En esencia, nos están vendiendo la “Ley Díaz Ordaz” reciclada. En 1963, el régimen inventó los “diputados de partido” prometiendo pluralidad. La idea sonaba bien: cualquier partido de oposición que lograra el 2.5% de los votos recibía automáticamente asientos en el Congreso. Parecía una apertura, pero era una trampa de control.
El PRI decidió de antemano cuánta oposición quería y dónde limitarlo, pues nunca podían pasar del 15% de la Cámara. Esa minoría controlada solo servía de fachada para que el mundo creyera que había una alternancia, mientras el Presidente seguía teniendo el control total. Básicamente, eran diputados de adorno para legitimar órdenes directas.

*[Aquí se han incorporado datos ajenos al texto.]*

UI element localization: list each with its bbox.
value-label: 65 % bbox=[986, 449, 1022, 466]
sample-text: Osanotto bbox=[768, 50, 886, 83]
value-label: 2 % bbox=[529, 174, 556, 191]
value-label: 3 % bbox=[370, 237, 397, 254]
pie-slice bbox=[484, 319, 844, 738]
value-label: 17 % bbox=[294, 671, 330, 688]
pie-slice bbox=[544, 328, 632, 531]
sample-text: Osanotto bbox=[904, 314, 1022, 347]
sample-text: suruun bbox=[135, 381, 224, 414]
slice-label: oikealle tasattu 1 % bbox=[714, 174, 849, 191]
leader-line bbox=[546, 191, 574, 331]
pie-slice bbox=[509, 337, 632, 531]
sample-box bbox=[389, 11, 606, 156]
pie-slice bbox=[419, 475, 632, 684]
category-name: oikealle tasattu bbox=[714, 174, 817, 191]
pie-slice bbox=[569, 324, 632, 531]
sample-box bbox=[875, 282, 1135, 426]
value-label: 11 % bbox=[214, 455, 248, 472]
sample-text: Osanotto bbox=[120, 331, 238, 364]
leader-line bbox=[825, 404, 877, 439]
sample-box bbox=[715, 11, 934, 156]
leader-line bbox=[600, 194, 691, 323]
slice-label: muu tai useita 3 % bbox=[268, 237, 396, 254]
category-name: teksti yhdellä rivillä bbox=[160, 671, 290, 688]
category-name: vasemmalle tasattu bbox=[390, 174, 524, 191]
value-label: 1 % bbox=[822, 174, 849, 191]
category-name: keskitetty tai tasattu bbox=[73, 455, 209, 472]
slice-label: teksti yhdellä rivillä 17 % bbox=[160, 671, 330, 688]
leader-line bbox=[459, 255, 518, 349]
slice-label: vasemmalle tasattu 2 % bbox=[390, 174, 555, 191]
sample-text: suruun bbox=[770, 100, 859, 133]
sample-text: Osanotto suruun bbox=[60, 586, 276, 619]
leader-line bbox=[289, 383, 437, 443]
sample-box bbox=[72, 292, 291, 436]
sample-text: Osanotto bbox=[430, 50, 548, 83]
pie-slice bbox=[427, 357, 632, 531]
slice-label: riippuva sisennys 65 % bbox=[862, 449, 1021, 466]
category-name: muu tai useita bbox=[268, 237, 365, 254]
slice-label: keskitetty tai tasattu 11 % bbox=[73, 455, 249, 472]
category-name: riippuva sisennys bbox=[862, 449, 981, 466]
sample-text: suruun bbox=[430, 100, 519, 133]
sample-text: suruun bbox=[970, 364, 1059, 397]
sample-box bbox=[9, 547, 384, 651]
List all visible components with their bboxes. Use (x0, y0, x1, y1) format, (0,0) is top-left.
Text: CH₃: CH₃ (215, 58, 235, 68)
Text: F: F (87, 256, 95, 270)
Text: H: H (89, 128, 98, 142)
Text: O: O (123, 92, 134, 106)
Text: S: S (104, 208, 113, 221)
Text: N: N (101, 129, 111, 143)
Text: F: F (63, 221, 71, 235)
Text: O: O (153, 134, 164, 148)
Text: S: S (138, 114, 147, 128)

La sobrerrepresentación de Morena en 2024
Hoy, el régimen guinda aplica la misma receta con un truco más sofisticado. Para entender el peligro, hay que recordar lo que hicieron en las elecciones de 2024. Morena y sus aliados obtuvieron el 54% de los votos; lo lógico sería que tuvieran poco más de la mitad de los diputados, pero terminaron quedándose con el 73% de la Cámara.
¿Cómo lo hicieron? Se repartieron los candidatos de forma mañosa: aunque todos eran del mismo equipo, se registraron como si fueran de partidos distintos (PT y PVEM) para burlar el límite de la ley. Así, con poco más de la mitad de los votos reales, se fabricaron una mayoría que la ciudadanía no les dio en las urnas, pero que hoy les permite cambiar la Constitución a su antojo.
Quitar a la oposición es quitarle la voz a la sociedad
Lo que propone esta nueva reforma es convertir esa "maña" en una regla permanente. Quieren reducir el número de legisladores y cambiar el reparto para que el partido que gane se lleve casi todo, dejando a la oposición sin fuerza real. Pero ojo: quitarle espacio a la oposición no es castigar a un partido político, es quitarle la voz a la sociedad. Significa que en México solo existirá una visión: la del partido en el poder.
Quizás hoy pienses que no te importa, que total, todos los políticos son iguales. Pero no podemos caer en ese cinismo. Llevamos décadas luchando por una democracia precisamente para evitar esto; para tener un sistema donde todos puedan participar, donde haya rendición de cuentas y, sobre todo, donde exista pluralidad de voces. Todo ese progreso está en riesgo por una reforma hecha por ellos y para ellos.
Blindaje para el poder, no para la gente
Al final, esto te afecta a ti. Porque mañana, cuando quieras quitar a un diputado, a un senador o a un presidente corrupto, con estas reglas será prácticamente imposible. Si ya controlan la Presidencia, el Congreso y la Corte, esta reforma no es para que vivas mejor, es para que ya nadie les quite el poder.
No permitamos que el futuro de México se decida en una mesa de repartos, porque cuando el voto deja de ser un contrapeso, la democracia se convierte en el negocio de unos cuantos. No olvidemos la historia, porque estamos a un paso de repetirla.